Try any lineup combination you want: the Nets weren’t just better on defense with Collins on the floor. They were one of the best teams in the league with Collins on the floor. In a league with Shaq, the Admiral, Alonzo Mourning, and more, Twin lapped the field.
Amidst all the justified accolades for Collins’ courage and legacy as an iconoclast, let’s not forget that he was a damn fine basketball player. It feels jejune to say that about someone who played 13 seasons in the toughest basketball league on the planet, but it’s worth saying all the same. Not least because that is why the now-renamed Brooklyn Nets signed him to multiple ten-day contracts after Collins came out in 2013. I am cynical realistic enough to recognize that capitalism and competitive sport have a low threshold for moral stances.

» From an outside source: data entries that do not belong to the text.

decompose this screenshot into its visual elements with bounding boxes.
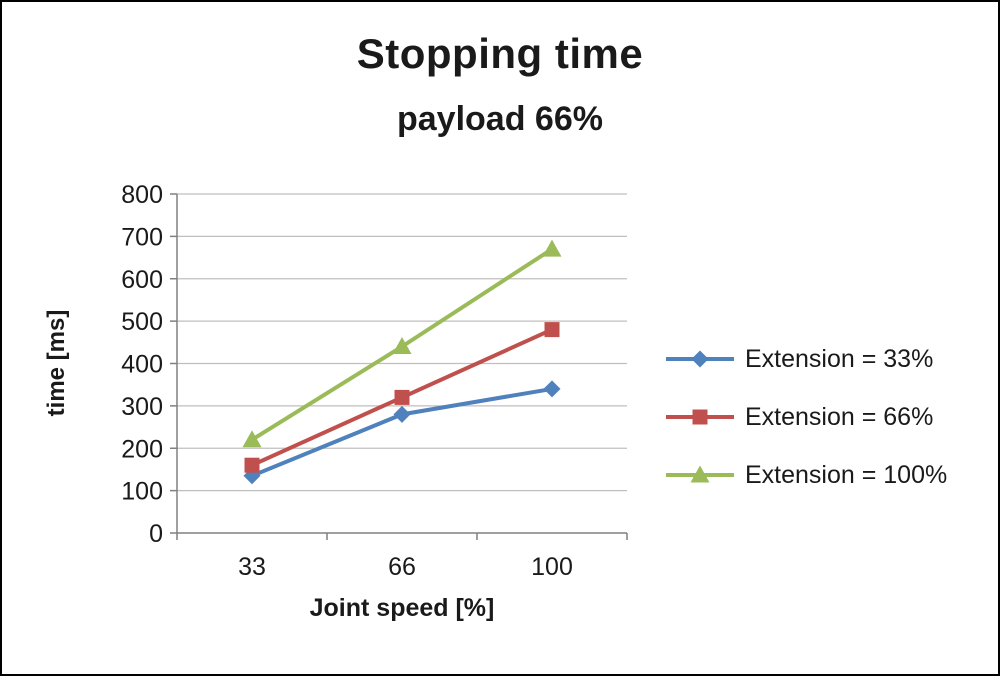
square-marker: [394, 389, 410, 405]
legend-label: Extension = 33%: [745, 344, 934, 373]
diamond-marker: [543, 380, 561, 398]
square-marker: [244, 457, 260, 473]
diamond-marker: [393, 405, 411, 423]
y-tick-label: 300: [121, 393, 163, 421]
legend-label: Extension = 66%: [745, 402, 934, 431]
legend: Extension = 33% Extension = 66% Extension …: [664, 344, 948, 489]
triangle-marker: [392, 337, 412, 355]
triangle-marker: [542, 239, 562, 257]
x-tick-label: 100: [531, 553, 573, 581]
legend-diamond-sample: [666, 350, 734, 368]
y-tick-label: 200: [121, 435, 163, 463]
chart-subtitle: payload 66%: [397, 100, 603, 138]
y-tick-label: 600: [121, 266, 163, 294]
legend-item: Extension = 66%: [664, 402, 947, 431]
y-tick-label: 800: [121, 181, 163, 209]
square-marker: [692, 409, 708, 425]
x-tick-label: 66: [388, 553, 416, 581]
legend-square-sample: [666, 409, 734, 425]
triangle-marker: [242, 430, 262, 448]
legend-item: Extension = 33%: [664, 344, 947, 373]
y-tick-label: 100: [121, 478, 163, 506]
y-tick-label: 400: [121, 351, 163, 379]
x-tick-label: 33: [238, 553, 266, 581]
legend-label: Extension = 100%: [745, 460, 948, 489]
legend-triangle-sample: [666, 465, 734, 483]
legend-item: Extension = 100%: [664, 460, 948, 489]
chart-title: Stopping time: [356, 30, 644, 77]
triangle-marker: [690, 465, 710, 483]
square-marker: [544, 322, 560, 338]
y-tick-label: 500: [121, 308, 163, 336]
x-axis-title: Joint speed [%]: [309, 594, 495, 622]
y-tick-label: 700: [121, 223, 163, 251]
y-tick-label: 0: [149, 520, 163, 548]
diamond-marker: [691, 350, 709, 368]
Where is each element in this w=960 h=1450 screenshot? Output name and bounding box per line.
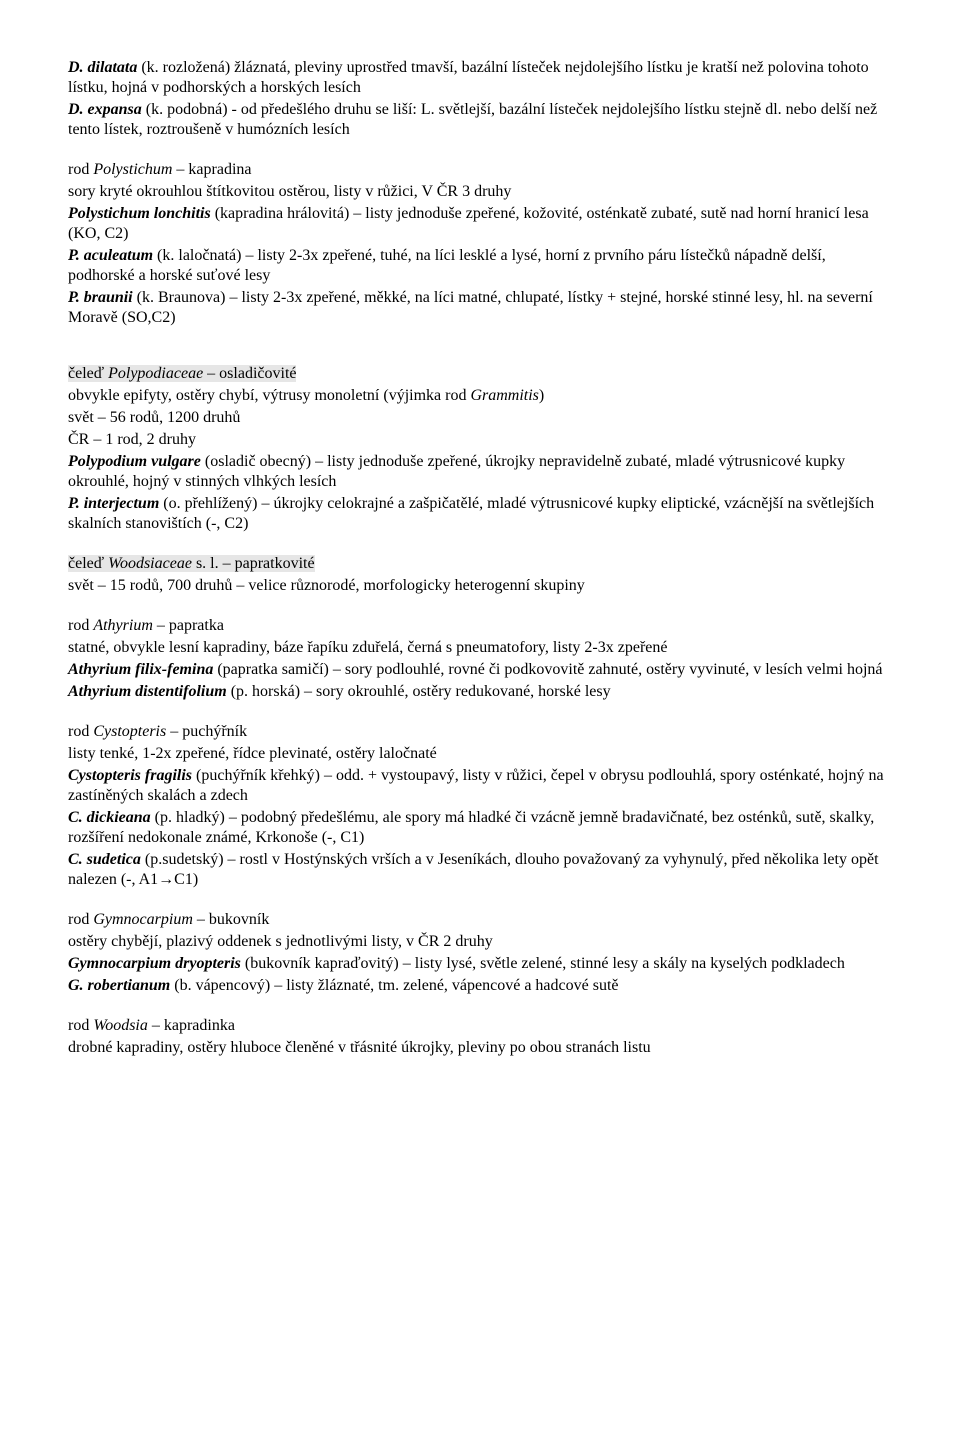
paragraph: rod Cystopteris – puchýřník <box>68 722 892 742</box>
species-name: D. expansa <box>68 101 142 118</box>
genus-name: Gymnocarpium <box>93 911 193 928</box>
species-name: C. sudetica <box>68 851 141 868</box>
text: čeleď <box>68 555 108 572</box>
text: rod <box>68 911 93 928</box>
text: (b. vápencový) – listy žláznaté, tm. zel… <box>170 977 618 994</box>
text: (k. podobná) - od předešlého druhu se li… <box>68 101 877 138</box>
text: (o. přehlížený) – úkrojky celokrajné a z… <box>68 495 874 532</box>
paragraph: Polypodium vulgare (osladič obecný) – li… <box>68 452 892 492</box>
paragraph: obvykle epifyty, ostěry chybí, výtrusy m… <box>68 386 892 406</box>
paragraph: ČR – 1 rod, 2 druhy <box>68 430 892 450</box>
text: rod <box>68 1017 93 1034</box>
paragraph: svět – 15 rodů, 700 druhů – velice různo… <box>68 576 892 596</box>
paragraph: rod Gymnocarpium – bukovník <box>68 910 892 930</box>
text: (p.sudetský) – rostl v Hostýnských vršíc… <box>68 851 879 888</box>
species-name: P. aculeatum <box>68 247 153 264</box>
species-name: Polypodium vulgare <box>68 453 201 470</box>
text: – puchýřník <box>166 723 247 740</box>
paragraph: C. sudetica (p.sudetský) – rostl v Hostý… <box>68 850 892 890</box>
paragraph: P. interjectum (o. přehlížený) – úkrojky… <box>68 494 892 534</box>
species-name: G. robertianum <box>68 977 170 994</box>
paragraph: Athyrium filix-femina (papratka samičí) … <box>68 660 892 680</box>
text: – kapradina <box>172 161 251 178</box>
family-name: Polypodiaceae <box>108 365 203 382</box>
species-name: Athyrium distentifolium <box>68 683 227 700</box>
species-name: Athyrium filix-femina <box>68 661 213 678</box>
text: rod <box>68 723 93 740</box>
text: (p. horská) – sory okrouhlé, ostěry redu… <box>227 683 611 700</box>
text: (bukovník kapraďovitý) – listy lysé, svě… <box>241 955 845 972</box>
paragraph: D. expansa (k. podobná) - od předešlého … <box>68 100 892 140</box>
paragraph: sory kryté okrouhlou štítkovitou ostěrou… <box>68 182 892 202</box>
text: (k. laločnatá) – listy 2-3x zpeřené, tuh… <box>68 247 826 284</box>
genus-name: Athyrium <box>93 617 153 634</box>
species-name: C. dickieana <box>68 809 151 826</box>
paragraph: C. dickieana (p. hladký) – podobný přede… <box>68 808 892 848</box>
paragraph: listy tenké, 1-2x zpeřené, řídce plevina… <box>68 744 892 764</box>
text: (k. rozložená) žláznatá, pleviny uprostř… <box>68 59 869 96</box>
text: (p. hladký) – podobný předešlému, ale sp… <box>68 809 874 846</box>
paragraph: Polystichum lonchitis (kapradina hrálovi… <box>68 204 892 244</box>
family-heading: čeleď Polypodiaceae – osladičovité <box>68 364 892 384</box>
species-name: D. dilatata <box>68 59 137 76</box>
paragraph: rod Athyrium – papratka <box>68 616 892 636</box>
species-name: P. interjectum <box>68 495 159 512</box>
species-name: P. braunii <box>68 289 133 306</box>
paragraph: D. dilatata (k. rozložená) žláznatá, ple… <box>68 58 892 98</box>
family-heading: čeleď Woodsiaceae s. l. – papratkovité <box>68 554 892 574</box>
paragraph: G. robertianum (b. vápencový) – listy žl… <box>68 976 892 996</box>
text: obvykle epifyty, ostěry chybí, výtrusy m… <box>68 387 470 404</box>
text: (k. Braunova) – listy 2-3x zpeřené, měkk… <box>68 289 873 326</box>
genus-name: Grammitis <box>470 387 538 404</box>
paragraph: ostěry chybějí, plazivý oddenek s jednot… <box>68 932 892 952</box>
paragraph: rod Polystichum – kapradina <box>68 160 892 180</box>
paragraph: P. aculeatum (k. laločnatá) – listy 2-3x… <box>68 246 892 286</box>
paragraph: Athyrium distentifolium (p. horská) – so… <box>68 682 892 702</box>
text: s. l. – papratkovité <box>192 555 315 572</box>
text: – osladičovité <box>203 365 296 382</box>
species-name: Gymnocarpium dryopteris <box>68 955 241 972</box>
species-name: Polystichum lonchitis <box>68 205 211 222</box>
text: (papratka samičí) – sory podlouhlé, rovn… <box>213 661 882 678</box>
paragraph: drobné kapradiny, ostěry hluboce členěné… <box>68 1038 892 1058</box>
text: rod <box>68 161 93 178</box>
text: čeleď <box>68 365 108 382</box>
paragraph: Gymnocarpium dryopteris (bukovník kapraď… <box>68 954 892 974</box>
genus-name: Cystopteris <box>93 723 166 740</box>
text: ) <box>539 387 544 404</box>
paragraph: Cystopteris fragilis (puchýřník křehký) … <box>68 766 892 806</box>
family-name: Woodsiaceae <box>108 555 192 572</box>
paragraph: rod Woodsia – kapradinka <box>68 1016 892 1036</box>
genus-name: Polystichum <box>93 161 172 178</box>
genus-name: Woodsia <box>93 1017 148 1034</box>
text: – kapradinka <box>148 1017 235 1034</box>
species-name: Cystopteris fragilis <box>68 767 192 784</box>
text: – bukovník <box>193 911 269 928</box>
paragraph: P. braunii (k. Braunova) – listy 2-3x zp… <box>68 288 892 328</box>
paragraph: svět – 56 rodů, 1200 druhů <box>68 408 892 428</box>
paragraph: statné, obvykle lesní kapradiny, báze řa… <box>68 638 892 658</box>
text: rod <box>68 617 93 634</box>
text: – papratka <box>153 617 224 634</box>
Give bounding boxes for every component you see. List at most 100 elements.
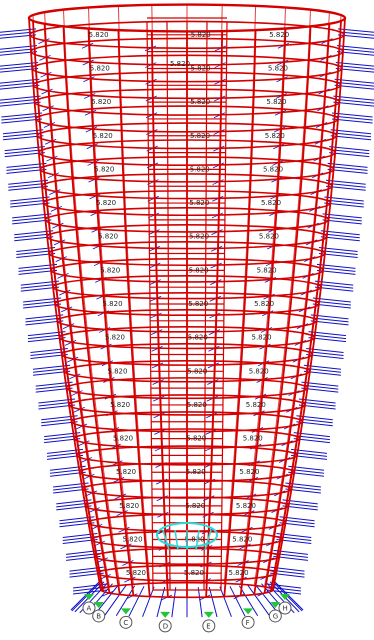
load-value-label: 5.820 bbox=[186, 468, 206, 476]
grid-bubble-label: B bbox=[96, 612, 101, 620]
load-value-label: 5.820 bbox=[261, 199, 281, 207]
load-arrow-interior bbox=[93, 540, 106, 547]
tower-base-supports: AB C D E F GH bbox=[82, 522, 292, 633]
load-value-label: 5.820 bbox=[116, 468, 136, 476]
load-value-label: 5.820 bbox=[185, 502, 205, 510]
column-member bbox=[253, 26, 312, 595]
load-value-label: 5.820 bbox=[113, 435, 133, 443]
load-arrow-base bbox=[238, 585, 259, 617]
load-arrow-right bbox=[288, 465, 325, 471]
load-arrow-right bbox=[337, 34, 374, 39]
load-arrow-base bbox=[156, 586, 166, 618]
grid-bubble bbox=[202, 619, 216, 633]
column-member bbox=[223, 30, 257, 597]
load-arrow-base bbox=[229, 586, 246, 617]
grid-bubble bbox=[119, 615, 133, 629]
load-arrow-left bbox=[0, 51, 38, 56]
load-value-label: 5.820 bbox=[123, 536, 143, 544]
load-value-label: 5.820 bbox=[187, 401, 207, 409]
load-value-label: 5.820 bbox=[94, 165, 114, 173]
load-arrow-interior bbox=[102, 590, 114, 597]
core-wall bbox=[220, 21, 228, 591]
load-arrow-left bbox=[56, 499, 92, 505]
load-value-label: 5.820 bbox=[98, 233, 118, 241]
load-value-label: 5.820 bbox=[257, 266, 277, 274]
load-arrow-base bbox=[254, 584, 280, 615]
load-value-label: 5.820 bbox=[186, 435, 206, 443]
grid-bubble bbox=[268, 609, 282, 623]
tower-frame-members bbox=[27, 3, 347, 599]
load-arrow-left bbox=[59, 516, 95, 522]
load-value-label: 5.820 bbox=[91, 98, 111, 106]
fixed-support-icon bbox=[270, 601, 281, 608]
core-wall bbox=[146, 21, 154, 591]
load-value-label: 5.820 bbox=[265, 132, 285, 140]
back-column-member bbox=[264, 12, 330, 587]
grid-bubble bbox=[82, 601, 96, 615]
fixed-support-icon bbox=[203, 611, 214, 618]
load-value-label: 5.820 bbox=[189, 233, 209, 241]
fixed-support-icon bbox=[160, 611, 171, 618]
load-value-label: 5.820 bbox=[93, 132, 113, 140]
load-value-label: 5.820 bbox=[189, 199, 209, 207]
grid-bubble bbox=[278, 601, 292, 615]
fixed-support-icon bbox=[280, 594, 290, 600]
load-arrow-base bbox=[197, 587, 203, 618]
grid-bubble-label: G bbox=[273, 612, 278, 620]
load-arrow-left bbox=[49, 465, 86, 471]
back-column-member bbox=[32, 14, 104, 589]
back-column-member bbox=[240, 7, 286, 585]
back-column-member bbox=[63, 9, 121, 586]
load-value-label: 5.820 bbox=[189, 266, 209, 274]
grid-bubble bbox=[92, 609, 106, 623]
back-column-member bbox=[44, 12, 110, 587]
load-value-label: 5.820 bbox=[254, 300, 274, 308]
load-value-label: 5.820 bbox=[100, 266, 120, 274]
back-column-member bbox=[270, 14, 342, 589]
load-arrow-right bbox=[276, 533, 312, 539]
column-member bbox=[239, 28, 287, 596]
load-arrow-base bbox=[128, 586, 145, 617]
load-value-label: 5.820 bbox=[190, 165, 210, 173]
load-value-label: 5.820 bbox=[90, 65, 110, 73]
load-value-label: 5.820 bbox=[126, 569, 146, 577]
load-arrow-right bbox=[282, 499, 318, 505]
load-arrow-right bbox=[336, 51, 374, 56]
top-load-label: 5.820 bbox=[170, 60, 190, 68]
base-link bbox=[195, 529, 200, 551]
grid-bubble bbox=[158, 619, 172, 633]
grid-bubble-label: H bbox=[283, 605, 288, 613]
load-arrow-right bbox=[285, 482, 321, 488]
load-value-label: 5.820 bbox=[239, 468, 259, 476]
load-arrow-left bbox=[0, 34, 37, 39]
load-arrow-base bbox=[208, 586, 218, 618]
load-arrow-base bbox=[171, 587, 177, 618]
load-value-label: 5.820 bbox=[190, 132, 210, 140]
load-arrow-base bbox=[142, 586, 155, 617]
load-value-label: 5.820 bbox=[243, 435, 263, 443]
back-column-member bbox=[223, 5, 257, 584]
fixed-support-icon bbox=[84, 594, 94, 600]
load-value-label: 5.820 bbox=[187, 367, 207, 375]
load-arrow-base bbox=[104, 584, 127, 616]
fixed-support-icon bbox=[120, 608, 131, 615]
back-column-member bbox=[117, 5, 151, 584]
load-value-label: 5.820 bbox=[246, 401, 266, 409]
core-wall bbox=[166, 21, 171, 591]
column-member bbox=[43, 23, 111, 594]
column-member bbox=[263, 23, 331, 594]
load-arrow-base bbox=[94, 584, 120, 615]
load-arrow-base bbox=[247, 584, 270, 616]
load-value-label: 5.820 bbox=[185, 536, 205, 544]
load-value-label: 5.820 bbox=[269, 31, 289, 39]
load-value-label: 5.820 bbox=[263, 165, 283, 173]
base-link bbox=[162, 529, 170, 551]
load-value-label: 5.820 bbox=[103, 300, 123, 308]
back-column-member bbox=[205, 4, 223, 583]
load-arrow-base bbox=[115, 585, 136, 617]
load-arrow-right bbox=[279, 516, 315, 522]
base-link bbox=[204, 529, 212, 551]
column-member bbox=[272, 17, 346, 591]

Maybe, with Kidd coaching the Nets and a fanbase skewing more progressive than the average sports fan, Brooklyn wanted to take a stance. But Collins isn’t making the team if he didn’t deserve to be on the court as a basketball player.
Nevertheless, I have never been prouder to be a Nets fan than when this happened:
We watch sport for so many reasons, some conflicting, some shifting, the balance see-sawing as we balance emotion, rationality, and the primal desire to connect with fleeting moments of unadulterated ecstasy. It would be nice if we could watch with a clear conscience.
I hope the NBA, the sport, this entire accursed country gets to a point where we deserve people like Jason Collins.
We Nets fans have very little to cling to. Grant us a counterfactual, no matter how implausible.